Front Oncol. 2021 Nov 29:11:657634. doi: 10.3389/fonc.2021.657634. eCollection 2021.

Authors

Yunhai Li¹, Lei Xing¹, Fan Li¹, Hong Liu¹, Lu Gan², Dejuan Yang¹, Mengxue Wang³, Xuedong Yin¹, Hongyuan Li¹, Guosheng Ren^{1

3}

Affiliations

¹ Department of Endocrine and Breast Surgery, The First Affiliated Hospital of Chongqing Medical University, Chongqing, China.
² Department of Oncology, The First Affiliated Hospital of Chongqing Medical University, Chongqing, China.
³ Chongqing Key Laboratory of Molecular Oncology and Epigenetics, The First Affiliated Hospital of Chongqing Medical University, Chongqing, China.

Abstract

Background: Immune checkpoint inhibitors (ICIs) have shown promising anti-tumor activity in multiple malignances including breast cancer. However, the responses can vary. This meta-analysis was conducted to evaluate the efficacy and safety profile of adding ICIs to neoadjuvant chemotherapy against triple-negative breast cancer (TNBC) and assess correlation of PD-L1 tumor status with responses.

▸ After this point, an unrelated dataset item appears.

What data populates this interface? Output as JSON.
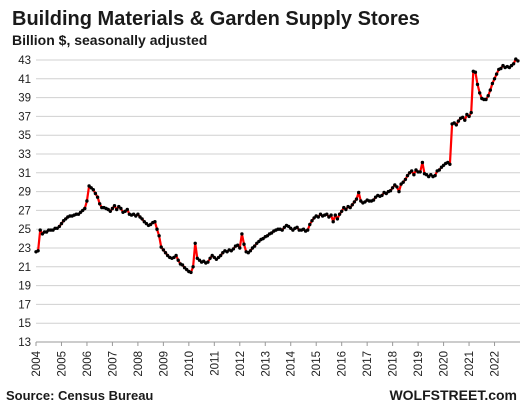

Methods: Eligible studies were retrieved from the PubMed, Embase, and Web of Science databases. Randomized controlled trials (RCTs) that investigated ICI-containing versus ICI-free neoadjuvant therapy were included in this study. Meta-analyses were performed using Review Manager Version 5.2 software.

Results: This study included four RCTs containing 1795 patients with early TNBC. Compared with ICI-free neoadjuvant therapy, ICI-containing neoadjuvant therapy significantly increased the pathological complete response (pCR) rates in TNBC (odds ratio [OR] = 2.14, 95% confidence interval [CI]: 1.37-3.35, P < 0.001). In subgroup analysis, the addition of ICI to neoadjuvant chemotherapy was significantly associated with increased pCR rate in both PD-L1-positive TNBC (OR = 1.79, 95% CI: 1.33-2.41, P < 0.001) and PD-L1-negative TNBC (OR = 1.84, 95% CI: 1.14-2.99, P = 0.01). Patients with TNBC receiving ICI-containing neoadjuvant therapy had a better event-free survival (hazard ratio = 0.66, 95% CI: 0.48-0.89, P = 0.007) than those who receiving ICI-free neoadjuvant therapy. A significantly higher risk of adverse events including adrenal insufficiency, increased aspartate aminotransferase, dry skin, hepatitis, hyperthyroidism, hypothyroidism, infusion related reaction, pyrexia, and stomatitis was associated with ICI-containing neoadjuvant therapy.

Conclusion: ICI-containing neoadjuvant therapy significantly increased the pCR rate in TNBC patients, independently of PD-L1 status. The addition of ICI to neoadjuvant chemotherapy may be considered an option for TNBC patients.

Keywords: immune checkpoint inhibitors (ICI); meta-analysis; neoadjuvant chemotherapy; pathological complete response; triple-negative breast cancer (TNBC).